Airport lines called terror target

In the wake last month's terror attacks in Brussels that targeted an airport ticketing line, security was visibly enhanced at U.S. airports. But this was just a temporary solution, and in the days since there have been calls to extend the security perimeter to the airport's door.

Brian Michael Jenkins, a former Green Beret and anti-terror expert, says that solution would do little to make airports less vulnerable to attack.

"That in turn creates a crowd, a backup of individuals, waiting to go through security and they themselves become another vulnerable target," Jenkins said. "So simply pushing back the security perimeter doesn't buy us a great deal."
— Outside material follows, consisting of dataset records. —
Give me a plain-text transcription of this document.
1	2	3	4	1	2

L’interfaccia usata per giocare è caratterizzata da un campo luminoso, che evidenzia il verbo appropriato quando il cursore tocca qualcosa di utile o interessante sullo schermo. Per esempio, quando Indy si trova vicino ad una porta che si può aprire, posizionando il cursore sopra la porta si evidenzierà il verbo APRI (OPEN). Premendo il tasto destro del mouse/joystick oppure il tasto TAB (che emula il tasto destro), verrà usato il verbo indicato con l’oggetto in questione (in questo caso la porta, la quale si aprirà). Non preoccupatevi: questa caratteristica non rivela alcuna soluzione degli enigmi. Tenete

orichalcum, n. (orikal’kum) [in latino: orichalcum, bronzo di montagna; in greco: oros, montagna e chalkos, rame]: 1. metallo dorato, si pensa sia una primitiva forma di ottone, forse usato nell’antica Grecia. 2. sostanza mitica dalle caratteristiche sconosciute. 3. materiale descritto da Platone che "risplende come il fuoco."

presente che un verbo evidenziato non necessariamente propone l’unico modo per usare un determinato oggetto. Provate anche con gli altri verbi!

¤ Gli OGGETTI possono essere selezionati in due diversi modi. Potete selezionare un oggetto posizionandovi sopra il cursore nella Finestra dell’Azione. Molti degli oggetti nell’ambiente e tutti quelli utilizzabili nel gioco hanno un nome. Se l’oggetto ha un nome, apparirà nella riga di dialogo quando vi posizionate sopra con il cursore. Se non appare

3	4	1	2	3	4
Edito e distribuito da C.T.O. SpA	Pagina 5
Anthony C. Roman, a former corporate pilot who works on counter-terror strategy for his firm Roman & Associates, has a solution that would have a larger impact on the way travelers get to and from the airport. He advocates vehicle screenings before anyone even gets onto airport property, so that explosives or weapons can be detected before they are even near the large amounts of people who cluster at the ticketing counters and security lines.

"We need the highest level of security, and that security begins at the airport's perimeter, as the vehicles are approaching the outside ring of the airport, not at the point they reach the terminal," Roman said.

Roman took Alex to JFK , where he pointed out potential vulnerabilities and ways to improve the terminal's security. And he has simple advice to anyone who may be caught in the unthinkable alone or with their family.

"Run," he said. "If you can help anyone along the way, move and move quickly."